Nut Butters – Almond, Hazelnut, Cashew

Nut Butters How To- Almond, Hazelnut, Cashew

nut butters finished

Ever thought of whipping up a jar of homemade almond butter or curious as to how a generous spread of cashew butter would taste on your morning toast? Well then you’ve come to the right place because this is the ultimate guide to homemade nut butter and soon enough you’ll find yourself secretly eating hazelnut butter straight from the jar as you hide behind the cupboard. Nut butter can be a bit pricey at times and making your own saves you a heap of dosh and means that you won’t be buying a new jar everytime you need to replenish your stocks of nutty goodness. The possibilities are endless when it comes to nut butter and pretty much any nut you can think of can be blended into a smooth and creamy spread. This recipe uses almonds, cashews and hazelnuts, but feel free to try with whatever you have on hand.

Ingredients

nuts for nut butters

3 cups of your nut of choice (this recipe uses almond, hazelnuts and cashews)

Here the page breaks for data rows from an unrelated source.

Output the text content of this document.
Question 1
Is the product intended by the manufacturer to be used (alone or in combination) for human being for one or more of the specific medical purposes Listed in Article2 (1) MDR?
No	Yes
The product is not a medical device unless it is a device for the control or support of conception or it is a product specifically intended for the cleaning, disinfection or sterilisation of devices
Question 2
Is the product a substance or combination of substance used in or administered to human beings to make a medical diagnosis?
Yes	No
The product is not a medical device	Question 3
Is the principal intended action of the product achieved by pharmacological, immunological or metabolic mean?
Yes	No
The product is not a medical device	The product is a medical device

Optional- pink himalayan salt to taste (about ½ a teaspoon is a good starting point)

Method

This step is optional, but to roast your nuts, preheat your oven to 160 degrees, and spread the nuts out on a lined baking ray then bake for about 8-10 minutes or until fragrant and slightly roasted. Roasting your nuts adds more depth of flavour to the final result and also helps with the blending process as it assists in the release of natural oils.

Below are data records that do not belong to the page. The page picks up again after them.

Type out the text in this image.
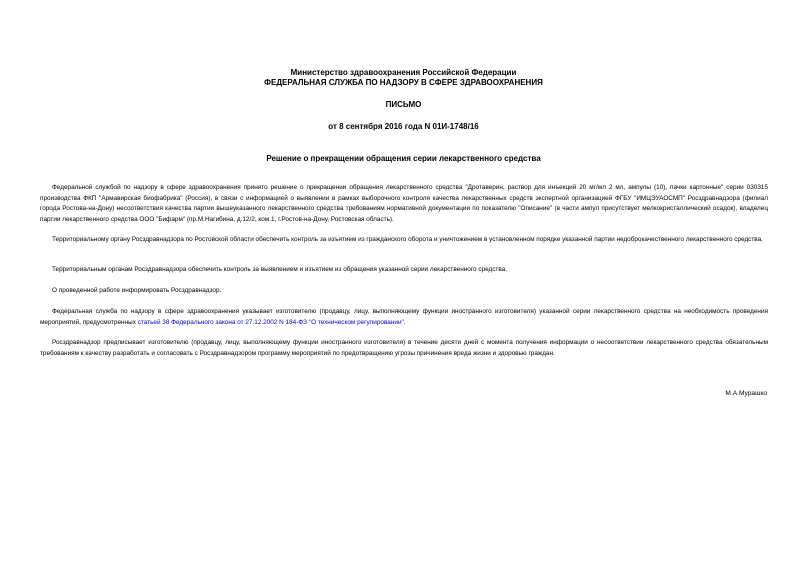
Министерство здравоохранения Российской Федерации
ФЕДЕРАЛЬНАЯ СЛУЖБА ПО НАДЗОРУ В СФЕРЕ ЗДРАВООХРАНЕНИЯ
ПИСЬМО
от 8 сентября 2016 года N 01И-1748/16
Решение о прекращении обращения серии лекарственного средства

Федеральной службой по надзору в сфере здравоохранения принято решение о прекращении обращения лекарственного средства "Дротаверин, раствор для инъекций 20 мг/мл 2 мл, ампулы (10), пачки картонные" серии 030315 производства ФКП "Армавирская биофабрика" (Россия), в связи с информацией о выявлении в рамках выборочного контроля качества лекарственных средств экспертной организацией ФГБУ "ИМЦЭУАОСМП" Росздравнадзора (филиал города Ростова-на-Дону) несоответствия качества партии вышеуказанного лекарственного средства требованиям нормативной документации по показателю "Описание" (в части ампул присутствует мелкокристаллический осадок), владелец партии лекарственного средства ООО "Бифарм" (пр.М.Нагибина, д.12/2, ком.1, г.Ростов-на-Дону, Ростовская область).

Территориальному органу Росздравнадзора по Ростовской области обеспечить контроль за изъятием из гражданского оборота и уничтожением в установленном порядке указанной партии недоброкачественного лекарственного средства.

Территориальным органам Росздравнадзора обеспечить контроль за выявлением и изъятием из обращения указанной серии лекарственного средства.

О проведенной работе информировать Росздравнадзор.

Федеральная служба по надзору в сфере здравоохранения указывает изготовителю (продавцу, лицу, выполняющему функции иностранного изготовителя) указанной серии лекарственного средства на необходимость проведения мероприятий, предусмотренных статьей 38 Федерального закона от 27.12.2002 N 184-ФЗ "О техническом регулировании".

Росздравнадзор предписывает изготовителю (продавцу, лицу, выполняющему функции иностранного изготовителя) в течение десяти дней с момента получения информации о несоответствии лекарственного средства обязательным требованиям к качеству разработать и согласовать с Росздравнадзором программу мероприятий по предотвращению угрозы причинения вреда жизни и здоровью граждан.

М.А.Мурашко
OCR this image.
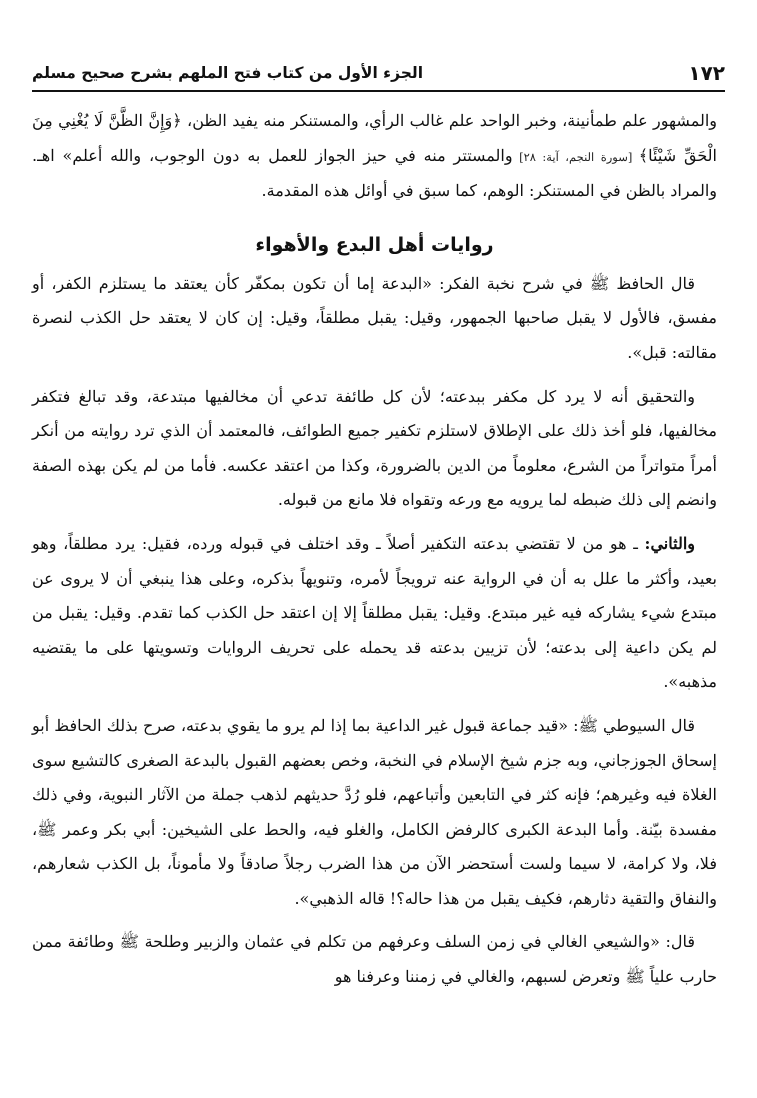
١٧٢
الجزء الأول من كتاب فتح الملهم بشرح صحيح مسلم

والمشهور علم طمأنينة، وخبر الواحد علم غالب الرأي، والمستنكر منه يفيد الظن، ﴿وَإِنَّ الظَّنَّ لَا يُغْنِي مِنَ الْحَقِّ شَيْئًا﴾ [سورة النجم، آية: ٢٨] والمستتر منه في حيز الجواز للعمل به دون الوجوب، والله أعلم» اهـ. والمراد بالظن في المستنكر: الوهم، كما سبق في أوائل هذه المقدمة.

روايات أهل البدع والأهواء

قال الحافظ ﷺ في شرح نخبة الفكر: «البدعة إما أن تكون بمكفّر كأن يعتقد ما يستلزم الكفر، أو مفسق، فالأول لا يقبل صاحبها الجمهور، وقيل: يقبل مطلقاً، وقيل: إن كان لا يعتقد حل الكذب لنصرة مقالته: قبل».

والتحقيق أنه لا يرد كل مكفر ببدعته؛ لأن كل طائفة تدعي أن مخالفيها مبتدعة، وقد تبالغ فتكفر مخالفيها، فلو أخذ ذلك على الإطلاق لاستلزم تكفير جميع الطوائف، فالمعتمد أن الذي ترد روايته من أنكر أمراً متواتراً من الشرع، معلوماً من الدين بالضرورة، وكذا من اعتقد عكسه. فأما من لم يكن بهذه الصفة وانضم إلى ذلك ضبطه لما يرويه مع ورعه وتقواه فلا مانع من قبوله.

والثاني: ـ هو من لا تقتضي بدعته التكفير أصلاً ـ وقد اختلف في قبوله ورده، فقيل: يرد مطلقاً، وهو بعيد، وأكثر ما علل به أن في الرواية عنه ترويجاً لأمره، وتنويهاً بذكره، وعلى هذا ينبغي أن لا يروى عن مبتدع شيء يشاركه فيه غير مبتدع. وقيل: يقبل مطلقاً إلا إن اعتقد حل الكذب كما تقدم. وقيل: يقبل من لم يكن داعية إلى بدعته؛ لأن تزيين بدعته قد يحمله على تحريف الروايات وتسويتها على ما يقتضيه مذهبه».

قال السيوطي ﷺ: «قيد جماعة قبول غير الداعية بما إذا لم يرو ما يقوي بدعته، صرح بذلك الحافظ أبو إسحاق الجوزجاني، وبه جزم شيخ الإسلام في النخبة، وخص بعضهم القبول بالبدعة الصغرى كالتشيع سوى الغلاة فيه وغيرهم؛ فإنه كثر في التابعين وأتباعهم، فلو رُدَّ حديثهم لذهب جملة من الآثار النبوية، وفي ذلك مفسدة بيّنة. وأما البدعة الكبرى كالرفض الكامل، والغلو فيه، والحط على الشيخين: أبي بكر وعمر ﷺ، فلا، ولا كرامة، لا سيما ولست أستحضر الآن من هذا الضرب رجلاً صادقاً ولا مأموناً، بل الكذب شعارهم، والنفاق والتقية دثارهم، فكيف يقبل من هذا حاله؟! قاله الذهبي».

قال: «والشيعي الغالي في زمن السلف وعرفهم من تكلم في عثمان والزبير وطلحة ﷺ وطائفة ممن حارب علياً ﷺ وتعرض لسبهم، والغالي في زمننا وعرفنا هو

Once your nuts have cooled, transfer them to a food processor or high speed blender.

hazelnuts step 1

If you are using hazelnuts, it is best to remove their by placing them on a teal towel and, using another tea towel, rub them until the skins come loose.

Blend the nuts until a creamy nut butter forms. This can take upto 15 minutes and every so often you hay want to give it a little helping hand by scraping down the sides with a spatula, just to get it moving. The nuts should first form a fine powder, then clump together, then to a smooth and creamy nut butter.

hazelnuts step 2

almonds step 4

Once creamy, add salt if desired then transfer to a clean glass jar and store in the fridge for upto 3 weeks.